16.  A era da austeridade teve na rua a resposta de milhões. Em Portugal, as maiores manifestações da democracia cantaram o Grândola contra uma política que clama por vingança das conquistas de Abril. Todos os dias, a um ritmo de oito manifestações por dia, sindicatos e movimentos populares protestam contra o Governo e a aplicação de medidas de austeridade. Em diversas iniciativas e com motivações variadas, movimentos sociais, partidos e personalidades dão ampla geometria à oposição tendo em comum a defesa do Estado Social e o combate ao governo da direita.

17.  A busca de caminhos alternativos é expressão dos tempos que correm. Nem todos vão desaguar à democracia nos termos em que a esquerda socialista a concebe: anti-dogmática, transparente, livre e participada, recusando populismos e personalismos. Mas o debate sobre a democracia está lançado e é necessário fazê-lo.

18.  A imposição de governos tecnocratas, o sucessivo rasgar de programas eleitorais, a crescente promiscuidade entre interesse público e privado, a aplicação de programas de austeridade acima das constituições e dos mandatos populares, a consciência de que a legitimidade da austeridade vem dos mercados financeiros e não da soberania popular, a cegueira quanto às consequências sociais da austeridade provam que a austeridade não é compatível com a democracia.

19.  A esquerda, e o Bloco em particular, enfrenta grandes desafios no futuro próximo. O primeiro é dar corpo a uma alternativa de futuro. A renegociação da dívida e a recusa do memorando são as palavras de ordem que marcam o nosso campo. Torna-se necessário reforça-las com um projeto alternativo de sociedade, mobilizador para os milhões que protestam. Mais do que um programa anti-austeritário, a esquerda tem de ter firmeza sobre as fronteiras do seu programa.

20.  A construção dessa alternativa passa por reforçar o Bloco como um partido de massas, cuja identidade afirma um projeto socialista pela transformação social, autónomo, em que as respostas políticas não se confundem com as PS nem com as do PCP; mas também por repensar e desenvolver instrumentos de mobilização social, de enraizamento popular, de reforço dos movimentos sociais, de organização coletiva, que possam dar continuidade e consistência à indignação que ganha força nas ruas.
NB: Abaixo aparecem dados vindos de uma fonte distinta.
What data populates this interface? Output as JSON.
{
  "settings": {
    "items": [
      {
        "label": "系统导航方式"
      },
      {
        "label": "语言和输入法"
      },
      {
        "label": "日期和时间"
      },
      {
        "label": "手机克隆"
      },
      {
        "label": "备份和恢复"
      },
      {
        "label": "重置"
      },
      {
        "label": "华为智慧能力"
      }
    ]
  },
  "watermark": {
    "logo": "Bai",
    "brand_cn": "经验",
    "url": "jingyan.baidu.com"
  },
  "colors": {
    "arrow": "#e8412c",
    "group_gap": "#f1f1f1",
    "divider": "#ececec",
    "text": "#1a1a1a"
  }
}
Nenhuma luta pode ficar para trás.

21.  Um dos grandes desafios passa por encontrar na democracia e na cidadania um instrumento estratégico de construção da alternativa. A crise contribuiu para aumentar a desconfiança geral sobre as instituições do poder e mesmo sobre os partidos.  Muitas vezes, na reivindicação democrática o “sistema capitalista” é confundido com o “sistema democrático”, gerando respostas que seguem caminhos entre o individualismo e o populismo. Nas organizações de esquerda como na sociedade, novas formas de participação, maior transparência, novas ferramentas de expressão cidadã são parte da resposta para a esquerda que quer construir a alternativa e disputar maiorias

22.  Nos próximos meses, a UDP lançará um amplo debate sobre a crise do capitalismo, as suas consequências e as soluções da esquerda, aprofundando e ampliando os temas desta resolução. O objetivo é envolver nesta reflexão toda a organização e muitos militantes do Bloco que queiram a fazer connosco. Esse debate terá como protagonista A Comuna, através da publicação de textos e da realização de debates/conferências abertos com a participação de convidados, e terá conclusão na conferência nacional da UDP, a realizar depois das eleições autárquicas, tendo como tema principal "a crise europeia".

23.  A Direção Nacional regista a receção do e-mail enviado pelos promotores da Plataforma Socialismo aos membros da UDP da Comissão Política, em que clarificam a recusa da Plataforma em aceitar a participação de membros da UDP.